The last time I was there Charles asked if I’d like to go around the track with a man, dressed as J. R. Ewing, driving me in a large American car with fins that rocked through the corners, while beside us the 20th century rolled past. Wars and politics, weddings and parties, entertainments and vanished jobs, all swam into the distance. Above us a flight of Spitfires and Hurricanes rose from the airfield in tight formation with the unmistakable fruity sound of the Merlin engine. They banked and climbed in the blue sky where 70 years earlier the Battle of Britain had been fought on days exactly like this one. Even the weather had come in fancy dress.
On the last evening of the Revival, Charles hosts a grand costume ball. And a ball is what his family is most famous for. The Duchess of Richmond gave a ball in Brussels in 1815 on the night that Napoleon marched his army into the Battle of Waterloo, in Belgium. The young British officers had to hurry to their regiments still in their dress uniforms to fight. Byron wrote of it in Childe Harold’s Pilgrimage, the poem that made him the first celebrity: “Ah! then and there was hurrying to and fro, / And gathering tears, and tremblings of distress, / And cheeks all pale, which but an hour ago / Blushed at the praise of their own loveliness ” That could also be the epitaph of the British aristocracy. Two years from now will be the 200th anniversary of the ball. I expect Charles is coming up with something spectacular.

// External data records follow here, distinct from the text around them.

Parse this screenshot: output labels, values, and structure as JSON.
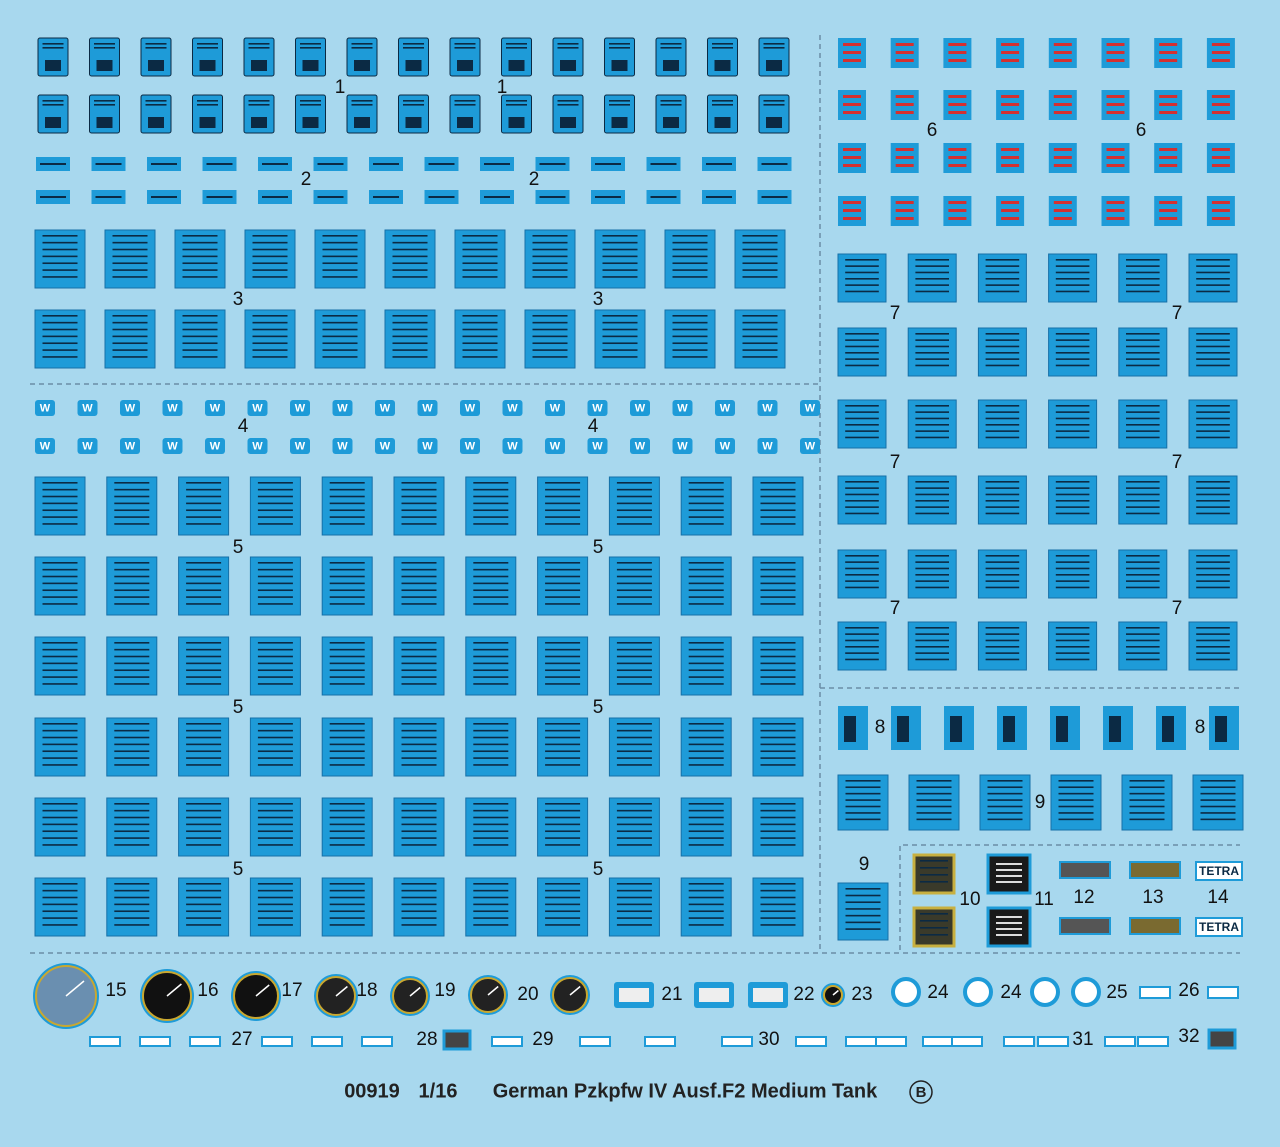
{
  "section_labels": [
    "1",
    "1",
    "2",
    "2",
    "3",
    "3",
    "4",
    "4",
    "5",
    "5",
    "5",
    "5",
    "5",
    "5",
    "6",
    "6",
    "7",
    "7",
    "7",
    "7",
    "7",
    "7",
    "8",
    "8",
    "9",
    "9",
    "10",
    "11",
    "12",
    "13",
    "14",
    "15",
    "16",
    "17",
    "18",
    "19",
    "20",
    "21",
    "22",
    "23",
    "24",
    "24",
    "25",
    "26",
    "27",
    "28",
    "29",
    "30",
    "31",
    "32"
  ],
  "decal_text": {
    "w": "W",
    "tetra": "TETRA"
  },
  "footer": {
    "code": "00919",
    "scale": "1/16",
    "title": "German Pzkpfw IV Ausf.F2 Medium Tank",
    "version": "B"
  }
}
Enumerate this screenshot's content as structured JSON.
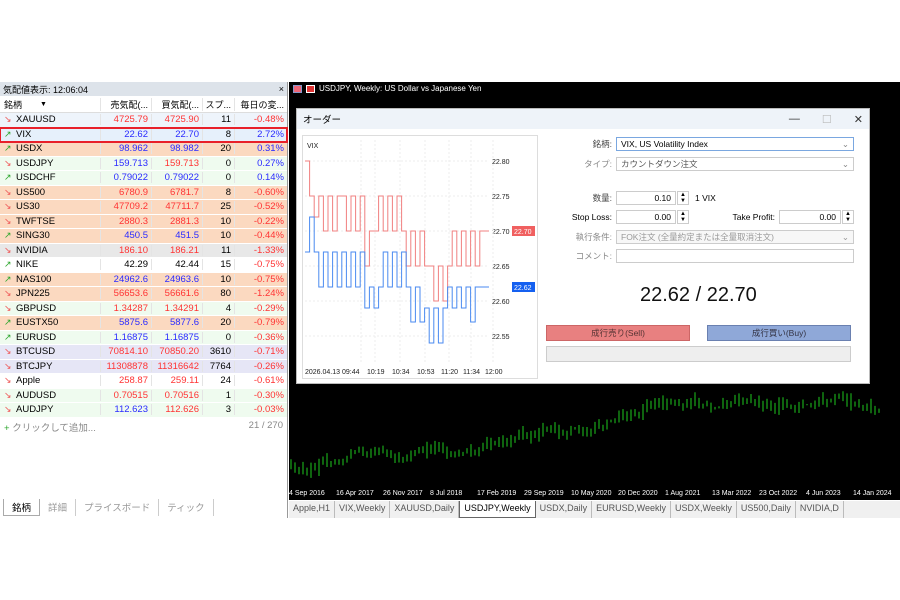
{
  "market_watch": {
    "title": "気配値表示: 12:06:04",
    "close": "×",
    "columns": [
      "銘柄",
      "売気配(...",
      "買気配(...",
      "スプ...",
      "毎日の変..."
    ],
    "rows": [
      {
        "symbol": "XAUUSD",
        "dir": "down",
        "bid": "4725.79",
        "ask": "4725.90",
        "spread": "11",
        "change": "-0.48%",
        "bid_color": "r",
        "ask_color": "r",
        "bg": "#eef4fb"
      },
      {
        "symbol": "VIX",
        "dir": "up",
        "bid": "22.62",
        "ask": "22.70",
        "spread": "8",
        "change": "2.72%",
        "bid_color": "b",
        "ask_color": "b",
        "bg": "#e6f0fb",
        "selected": true
      },
      {
        "symbol": "USDX",
        "dir": "up",
        "bid": "98.962",
        "ask": "98.982",
        "spread": "20",
        "change": "0.31%",
        "bid_color": "b",
        "ask_color": "b",
        "bg": "#fbd9c0"
      },
      {
        "symbol": "USDJPY",
        "dir": "down",
        "bid": "159.713",
        "ask": "159.713",
        "spread": "0",
        "change": "0.27%",
        "bid_color": "b",
        "ask_color": "r",
        "bg": "#effbef"
      },
      {
        "symbol": "USDCHF",
        "dir": "up",
        "bid": "0.79022",
        "ask": "0.79022",
        "spread": "0",
        "change": "0.14%",
        "bid_color": "b",
        "ask_color": "b",
        "bg": "#effbef"
      },
      {
        "symbol": "US500",
        "dir": "down",
        "bid": "6780.9",
        "ask": "6781.7",
        "spread": "8",
        "change": "-0.60%",
        "bid_color": "r",
        "ask_color": "r",
        "bg": "#fbd9c0"
      },
      {
        "symbol": "US30",
        "dir": "down",
        "bid": "47709.2",
        "ask": "47711.7",
        "spread": "25",
        "change": "-0.52%",
        "bid_color": "r",
        "ask_color": "r",
        "bg": "#fbd9c0"
      },
      {
        "symbol": "TWFTSE",
        "dir": "down",
        "bid": "2880.3",
        "ask": "2881.3",
        "spread": "10",
        "change": "-0.22%",
        "bid_color": "r",
        "ask_color": "r",
        "bg": "#fbd9c0"
      },
      {
        "symbol": "SING30",
        "dir": "up",
        "bid": "450.5",
        "ask": "451.5",
        "spread": "10",
        "change": "-0.44%",
        "bid_color": "b",
        "ask_color": "b",
        "bg": "#fbd9c0"
      },
      {
        "symbol": "NVIDIA",
        "dir": "down",
        "bid": "186.10",
        "ask": "186.21",
        "spread": "11",
        "change": "-1.33%",
        "bid_color": "r",
        "ask_color": "r",
        "bg": "#e8e8e8"
      },
      {
        "symbol": "NIKE",
        "dir": "up",
        "bid": "42.29",
        "ask": "42.44",
        "spread": "15",
        "change": "-0.75%",
        "bid_color": "k",
        "ask_color": "k",
        "bg": "#ffffff"
      },
      {
        "symbol": "NAS100",
        "dir": "up",
        "bid": "24962.6",
        "ask": "24963.6",
        "spread": "10",
        "change": "-0.75%",
        "bid_color": "b",
        "ask_color": "b",
        "bg": "#fbd9c0"
      },
      {
        "symbol": "JPN225",
        "dir": "down",
        "bid": "56653.6",
        "ask": "56661.6",
        "spread": "80",
        "change": "-1.24%",
        "bid_color": "r",
        "ask_color": "r",
        "bg": "#fbd9c0"
      },
      {
        "symbol": "GBPUSD",
        "dir": "down",
        "bid": "1.34287",
        "ask": "1.34291",
        "spread": "4",
        "change": "-0.29%",
        "bid_color": "r",
        "ask_color": "r",
        "bg": "#effbef"
      },
      {
        "symbol": "EUSTX50",
        "dir": "up",
        "bid": "5875.6",
        "ask": "5877.6",
        "spread": "20",
        "change": "-0.79%",
        "bid_color": "b",
        "ask_color": "b",
        "bg": "#fbd9c0"
      },
      {
        "symbol": "EURUSD",
        "dir": "up",
        "bid": "1.16875",
        "ask": "1.16875",
        "spread": "0",
        "change": "-0.36%",
        "bid_color": "b",
        "ask_color": "b",
        "bg": "#effbef"
      },
      {
        "symbol": "BTCUSD",
        "dir": "down",
        "bid": "70814.10",
        "ask": "70850.20",
        "spread": "3610",
        "change": "-0.71%",
        "bid_color": "r",
        "ask_color": "r",
        "bg": "#e6e6f6"
      },
      {
        "symbol": "BTCJPY",
        "dir": "down",
        "bid": "11308878",
        "ask": "11316642",
        "spread": "7764",
        "change": "-0.26%",
        "bid_color": "r",
        "ask_color": "r",
        "bg": "#e6e6f6"
      },
      {
        "symbol": "Apple",
        "dir": "down",
        "bid": "258.87",
        "ask": "259.11",
        "spread": "24",
        "change": "-0.61%",
        "bid_color": "r",
        "ask_color": "r",
        "bg": "#ffffff"
      },
      {
        "symbol": "AUDUSD",
        "dir": "down",
        "bid": "0.70515",
        "ask": "0.70516",
        "spread": "1",
        "change": "-0.30%",
        "bid_color": "r",
        "ask_color": "r",
        "bg": "#effbef"
      },
      {
        "symbol": "AUDJPY",
        "dir": "down",
        "bid": "112.623",
        "ask": "112.626",
        "spread": "3",
        "change": "-0.03%",
        "bid_color": "b",
        "ask_color": "r",
        "bg": "#effbef"
      }
    ],
    "add_label": "クリックして追加...",
    "count": "21 / 270",
    "tabs": [
      "銘柄",
      "詳細",
      "プライスボード",
      "ティック"
    ]
  },
  "chart": {
    "title": "USDJPY, Weekly:  US Dollar vs Japanese Yen",
    "dates": [
      "4 Sep 2016",
      "16 Apr 2017",
      "26 Nov 2017",
      "8 Jul 2018",
      "17 Feb 2019",
      "29 Sep 2019",
      "10 May 2020",
      "20 Dec 2020",
      "1 Aug 2021",
      "13 Mar 2022",
      "23 Oct 2022",
      "4 Jun 2023",
      "14 Jan 2024"
    ],
    "tabs": [
      "Apple,H1",
      "VIX,Weekly",
      "XAUUSD,Daily",
      "USDJPY,Weekly",
      "USDX,Daily",
      "EURUSD,Weekly",
      "USDX,Weekly",
      "US500,Daily",
      "NVIDIA,D"
    ],
    "active_tab": 3
  },
  "order": {
    "title": "オーダー",
    "symbol_label": "銘柄:",
    "symbol_value": "VIX, US Volatility Index",
    "type_label": "タイプ:",
    "type_value": "カウントダウン注文",
    "volume_label": "数量:",
    "volume_value": "0.10",
    "volume_unit": "1 VIX",
    "sl_label": "Stop Loss:",
    "sl_value": "0.00",
    "tp_label": "Take Profit:",
    "tp_value": "0.00",
    "exec_label": "執行条件:",
    "exec_value": "FOK注文 (全量約定または全量取消注文)",
    "comment_label": "コメント:",
    "comment_value": "",
    "price": "22.62 / 22.70",
    "sell": "成行売り(Sell)",
    "buy": "成行買い(Buy)"
  },
  "chart_data": {
    "type": "line",
    "title": "VIX",
    "x_ticks": [
      "2026.04.13 09:44",
      "10:19",
      "10:34",
      "10:53",
      "11:20",
      "11:34",
      "12:00"
    ],
    "y_ticks": [
      "22.80",
      "22.75",
      "22.70",
      "22.65",
      "22.60",
      "22.55"
    ],
    "ylim": [
      22.51,
      22.83
    ],
    "series": [
      {
        "color": "#f08080",
        "values": [
          22.8,
          22.75,
          22.72,
          22.75,
          22.7,
          22.75,
          22.7,
          22.75,
          22.75,
          22.7,
          22.75,
          22.7,
          22.75,
          22.65,
          22.7,
          22.7,
          22.75,
          22.7,
          22.75,
          22.7,
          22.75,
          22.7,
          22.65,
          22.7,
          22.65,
          22.7,
          22.65,
          22.65,
          22.6,
          22.65,
          22.6,
          22.65,
          22.7,
          22.65,
          22.7,
          22.65,
          22.7,
          22.65,
          22.7,
          22.7
        ]
      },
      {
        "color": "#4a8af0",
        "values": [
          22.67,
          22.72,
          22.67,
          22.62,
          22.67,
          22.62,
          22.67,
          22.62,
          22.67,
          22.62,
          22.67,
          22.62,
          22.67,
          22.59,
          22.62,
          22.59,
          22.62,
          22.67,
          22.62,
          22.67,
          22.62,
          22.67,
          22.62,
          22.57,
          22.62,
          22.57,
          22.59,
          22.54,
          22.59,
          22.54,
          22.59,
          22.62,
          22.59,
          22.62,
          22.59,
          22.62,
          22.57,
          22.62,
          22.62,
          22.62
        ]
      }
    ],
    "price_labels": [
      {
        "value": "22.70",
        "color": "#f06060"
      },
      {
        "value": "22.62",
        "color": "#1560f0"
      }
    ]
  }
}
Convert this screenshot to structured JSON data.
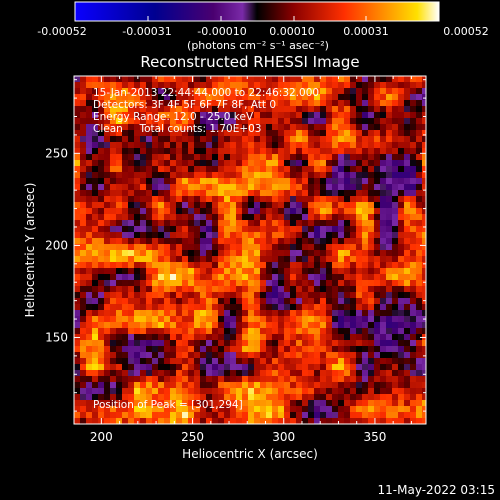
{
  "colorbar": {
    "ticks": [
      "-0.00052",
      "-0.00031",
      "-0.00010",
      "0.00010",
      "0.00031",
      "0.00052"
    ],
    "unit_label": "(photons cm⁻² s⁻¹ asec⁻²)",
    "colors": [
      "#0a00ff",
      "#000080",
      "#3a0060",
      "#6a1aa0",
      "#000000",
      "#8a0000",
      "#ff2a00",
      "#ff8000",
      "#ffd000",
      "#ffffff"
    ]
  },
  "chart_data": {
    "type": "heatmap",
    "title": "Reconstructed RHESSI Image",
    "xlabel": "Heliocentric X (arcsec)",
    "ylabel": "Heliocentric Y (arcsec)",
    "xlim": [
      185,
      378
    ],
    "ylim": [
      103,
      292
    ],
    "x_ticks": [
      200,
      250,
      300,
      350
    ],
    "y_ticks": [
      150,
      200,
      250
    ],
    "grid": false,
    "info_lines": [
      "15-Jan-2013 22:44:44.000 to 22:46:32.000",
      "Detectors: 3F 4F 5F 6F 7F 8F, Att 0",
      "Energy Range: 12.0 - 25.0 keV",
      "Clean     Total counts: 1.70E+03"
    ],
    "peak_label": "Position of Peak = [301,294]"
  },
  "footer": {
    "timestamp": "11-May-2022 03:15"
  }
}
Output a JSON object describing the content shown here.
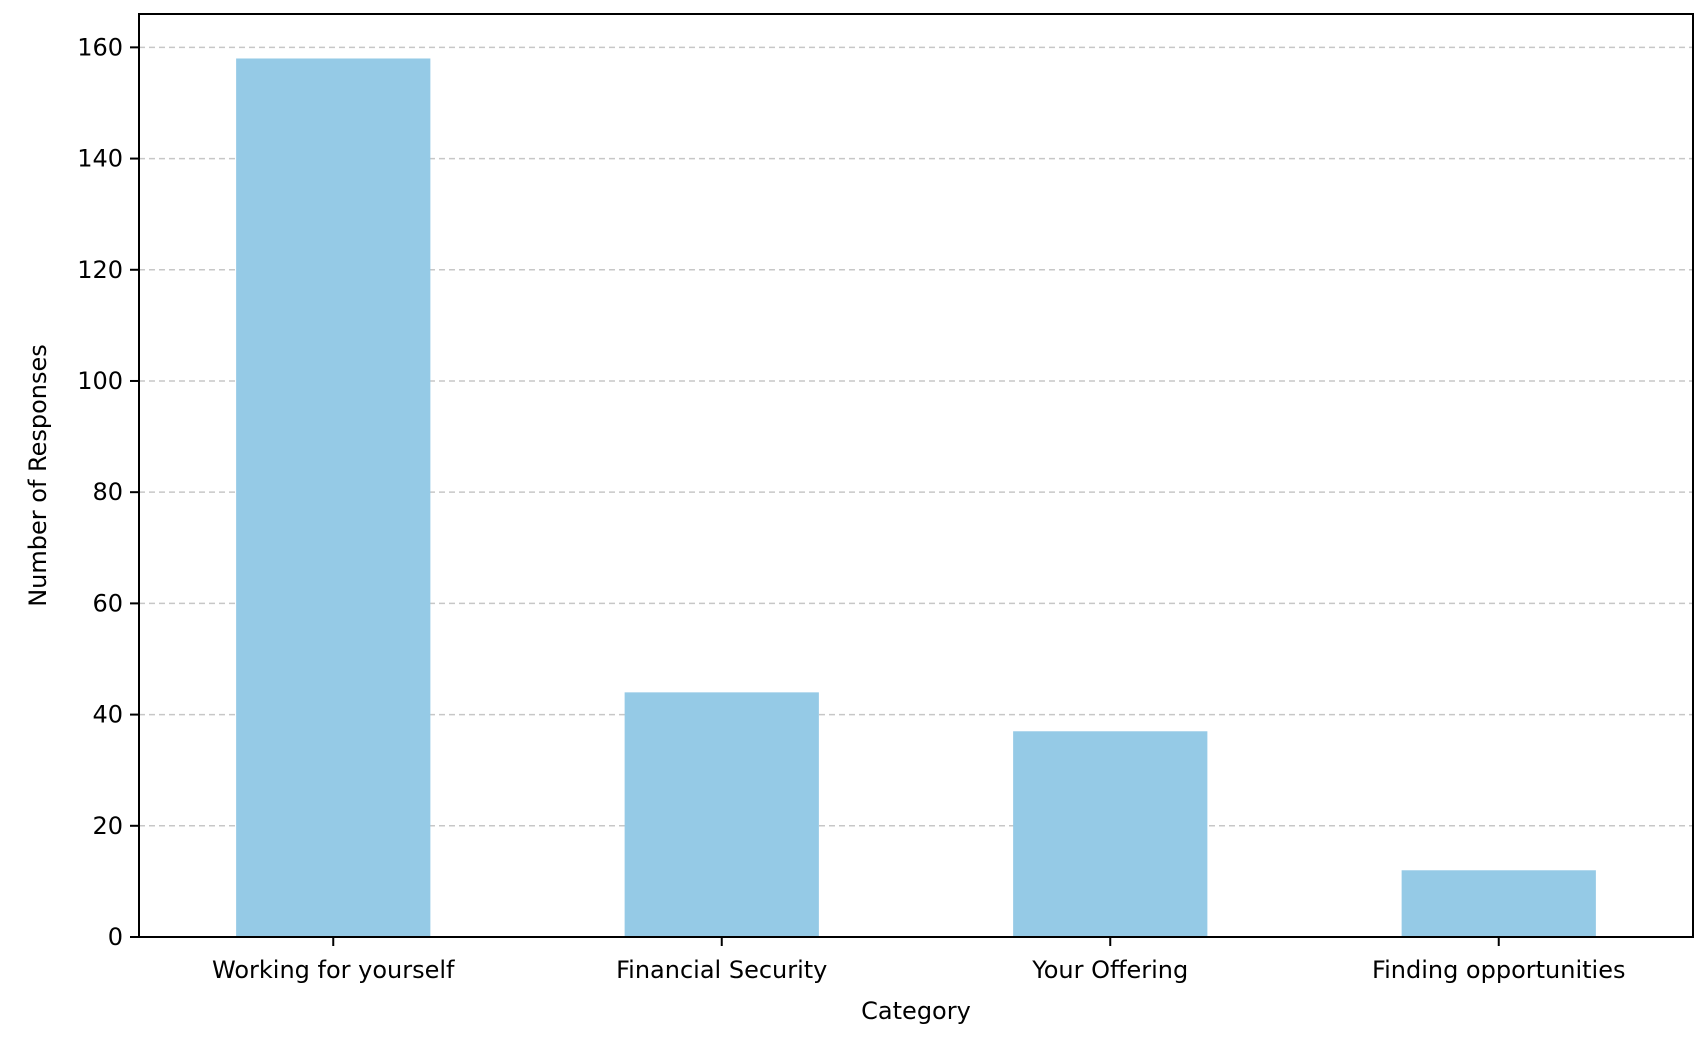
{
  "chart_data": {
    "type": "bar",
    "title": "",
    "xlabel": "Category",
    "ylabel": "Number of Responses",
    "categories": [
      "Working for yourself",
      "Financial Security",
      "Your Offering",
      "Finding opportunities"
    ],
    "values": [
      158,
      44,
      37,
      12
    ],
    "ylim": [
      0,
      166
    ],
    "yticks": [
      0,
      20,
      40,
      60,
      80,
      100,
      120,
      140,
      160
    ],
    "ytick_labels": [
      "0",
      "20",
      "40",
      "60",
      "80",
      "100",
      "120",
      "140",
      "160"
    ],
    "grid": "y-dashed",
    "legend": "none",
    "colors": {
      "bar": "#95cae6",
      "grid": "#b0b0b0",
      "axis": "#000000"
    }
  }
}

I sit in London’s Wolseley restaurant at lunchtime waiting for Lord March. He bustles in, as hurried as a man who fills his days with the eternally optimistic expectation that an extra hour will be produced from some ethereal clock by some accomplished flunky. He walks through the room. Businessmen reach out to greet him. Lunching women beam. He knows everyone, and I’ve yet to find one among them who has a critical word to say about him. He talks candidly but guardedly about his life and achievement of securing the great pile of responsibility passed to him without choice, making it not just solvent but hugely successful and an enviable brand that grows year by year without desecrating or cheapening the estate. He takes it seriously, but he’s not serious about it. Given another life, given the choice, he might have remained in the terraced house in London and taken pictures. He’s done his duty, done what the silent ancestors with the eyes that follow you around the room have demanded of him. He has secured the land and the heritage for generations of Lord Marches. But he’s also something even more impressive, something they never were—he has managed that aristocratic oxymoron: he is a self-made man.